As a Christian and I survivor, I would like to suggest a few simple ways people can help victims/survivors stop blaming themselves.  When a person confides that they were attacked, instead of asking these following questions, respond with love.  The outlawed questions are:

Why did you go to the party?  Why did you flirt if you didn’t want anything?  Why did you get so drunk?  Why did you wear such a short dress if you didn’t want attention?  He is cute, why are you saying he raped you?  Were you at least attracted to him? Why were you hanging out with him if he has done it before?  Why did you take the drink if you didn’t know the person?  You must have sent mixed signals, he is a good guy, why are you saying this about him? Why didn’t you press charges?  Don’t you care that he could be hurting someone else? Are you in therapy?  Do you need a therapist? Why are you always talking about this, it is too much for me to handle? Are you glad you didn’t get pregnant?

The list could go on and on.  I just listed a few ways that friends can accidently place the blame on the victims.  So, instead of these questions, here are some ways to respond to someone that confides in you of their rape.

I believe you.  I am sorry this happened.  I don’t understand your feelings, but will try to listen the best I can.

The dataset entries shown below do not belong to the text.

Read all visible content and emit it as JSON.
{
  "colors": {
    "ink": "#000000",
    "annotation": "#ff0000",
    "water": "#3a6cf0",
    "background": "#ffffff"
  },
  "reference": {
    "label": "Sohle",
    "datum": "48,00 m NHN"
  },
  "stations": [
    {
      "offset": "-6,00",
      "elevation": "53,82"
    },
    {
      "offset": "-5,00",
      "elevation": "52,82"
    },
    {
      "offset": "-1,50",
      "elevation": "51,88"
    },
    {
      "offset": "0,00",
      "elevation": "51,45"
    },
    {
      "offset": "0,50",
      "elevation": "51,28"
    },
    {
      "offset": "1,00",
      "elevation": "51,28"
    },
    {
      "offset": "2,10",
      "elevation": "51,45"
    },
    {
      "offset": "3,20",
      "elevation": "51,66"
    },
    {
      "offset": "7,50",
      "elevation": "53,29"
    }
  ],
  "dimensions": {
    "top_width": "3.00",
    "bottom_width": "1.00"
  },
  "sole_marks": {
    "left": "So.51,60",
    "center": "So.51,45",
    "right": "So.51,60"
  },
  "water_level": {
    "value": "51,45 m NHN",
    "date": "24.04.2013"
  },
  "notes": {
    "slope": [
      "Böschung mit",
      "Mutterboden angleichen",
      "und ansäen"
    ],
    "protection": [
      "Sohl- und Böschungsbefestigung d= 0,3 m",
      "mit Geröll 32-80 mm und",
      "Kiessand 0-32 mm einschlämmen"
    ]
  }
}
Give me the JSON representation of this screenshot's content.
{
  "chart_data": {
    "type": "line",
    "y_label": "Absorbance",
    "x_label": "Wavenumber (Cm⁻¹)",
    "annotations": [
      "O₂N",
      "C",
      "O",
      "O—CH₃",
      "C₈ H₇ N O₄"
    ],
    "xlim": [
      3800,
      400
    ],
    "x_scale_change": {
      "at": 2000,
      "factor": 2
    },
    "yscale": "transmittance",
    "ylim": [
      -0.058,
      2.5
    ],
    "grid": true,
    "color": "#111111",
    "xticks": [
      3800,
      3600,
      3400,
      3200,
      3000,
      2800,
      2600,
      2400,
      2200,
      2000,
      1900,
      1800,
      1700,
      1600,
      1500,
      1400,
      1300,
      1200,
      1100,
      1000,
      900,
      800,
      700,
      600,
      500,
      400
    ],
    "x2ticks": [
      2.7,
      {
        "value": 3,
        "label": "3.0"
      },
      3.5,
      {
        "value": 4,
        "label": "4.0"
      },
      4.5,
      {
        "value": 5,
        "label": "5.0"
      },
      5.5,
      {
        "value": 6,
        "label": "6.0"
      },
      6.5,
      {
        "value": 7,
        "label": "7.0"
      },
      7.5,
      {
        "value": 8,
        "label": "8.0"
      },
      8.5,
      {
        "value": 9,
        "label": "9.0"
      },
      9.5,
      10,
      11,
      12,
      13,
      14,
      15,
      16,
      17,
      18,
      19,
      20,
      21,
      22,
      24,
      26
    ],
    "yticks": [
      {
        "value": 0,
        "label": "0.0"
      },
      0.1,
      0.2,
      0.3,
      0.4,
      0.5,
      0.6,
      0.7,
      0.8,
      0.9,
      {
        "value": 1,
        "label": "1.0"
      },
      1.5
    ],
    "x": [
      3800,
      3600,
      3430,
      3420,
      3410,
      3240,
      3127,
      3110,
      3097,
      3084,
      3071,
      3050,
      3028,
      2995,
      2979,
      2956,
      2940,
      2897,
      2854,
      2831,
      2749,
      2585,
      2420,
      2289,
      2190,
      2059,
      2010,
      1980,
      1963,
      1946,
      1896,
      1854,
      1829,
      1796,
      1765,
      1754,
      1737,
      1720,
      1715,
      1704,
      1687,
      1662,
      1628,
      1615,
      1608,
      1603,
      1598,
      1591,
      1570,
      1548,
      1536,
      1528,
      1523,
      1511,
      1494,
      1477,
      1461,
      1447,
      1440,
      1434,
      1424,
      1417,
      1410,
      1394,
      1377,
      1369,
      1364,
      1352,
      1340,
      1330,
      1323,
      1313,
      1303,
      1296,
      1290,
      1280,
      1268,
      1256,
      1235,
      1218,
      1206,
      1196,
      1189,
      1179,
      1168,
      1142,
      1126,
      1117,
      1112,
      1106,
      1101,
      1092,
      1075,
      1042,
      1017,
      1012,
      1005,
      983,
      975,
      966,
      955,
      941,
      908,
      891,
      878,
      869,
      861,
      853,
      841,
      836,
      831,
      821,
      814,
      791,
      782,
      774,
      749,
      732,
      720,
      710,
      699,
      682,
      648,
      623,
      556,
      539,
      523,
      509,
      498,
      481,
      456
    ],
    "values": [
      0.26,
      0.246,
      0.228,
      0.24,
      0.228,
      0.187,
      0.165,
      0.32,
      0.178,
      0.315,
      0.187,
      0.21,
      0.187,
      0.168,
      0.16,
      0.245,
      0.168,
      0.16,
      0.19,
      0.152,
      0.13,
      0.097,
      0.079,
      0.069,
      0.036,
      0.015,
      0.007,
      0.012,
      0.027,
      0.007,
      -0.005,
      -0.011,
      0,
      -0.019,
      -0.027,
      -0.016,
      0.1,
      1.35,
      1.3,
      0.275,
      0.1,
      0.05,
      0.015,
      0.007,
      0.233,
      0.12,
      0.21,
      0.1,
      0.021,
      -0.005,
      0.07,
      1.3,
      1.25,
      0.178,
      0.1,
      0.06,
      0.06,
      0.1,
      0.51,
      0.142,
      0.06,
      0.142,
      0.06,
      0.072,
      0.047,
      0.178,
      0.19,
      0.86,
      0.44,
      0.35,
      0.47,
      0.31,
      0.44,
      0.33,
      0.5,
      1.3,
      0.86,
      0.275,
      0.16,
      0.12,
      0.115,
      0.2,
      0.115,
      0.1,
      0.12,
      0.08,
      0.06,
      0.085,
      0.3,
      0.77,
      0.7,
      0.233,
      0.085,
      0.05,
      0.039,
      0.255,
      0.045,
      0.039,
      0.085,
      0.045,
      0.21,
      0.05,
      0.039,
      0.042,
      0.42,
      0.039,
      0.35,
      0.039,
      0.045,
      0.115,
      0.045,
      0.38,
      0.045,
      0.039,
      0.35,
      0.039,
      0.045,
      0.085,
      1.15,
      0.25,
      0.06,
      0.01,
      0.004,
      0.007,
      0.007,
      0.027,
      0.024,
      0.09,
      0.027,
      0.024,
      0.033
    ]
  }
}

That is probably the best thing a victim/survivor can hear.  The most important thing is to validate their feelings.  It doesn’t matter if they want to laugh or cry or scream about it.  Their feelings are their feelings and there is no right way to react to rape.  Validation is the only way to stop the blame.  As a Christian, our first response should be one of love and compassion just like Jesus showed.   Your response could be the only thing between a survivor leaving God or cling to Him even harder. So lets come together to stop blaming the victim and educate each other on the right ways to react to a sister/brother in need of a true friend.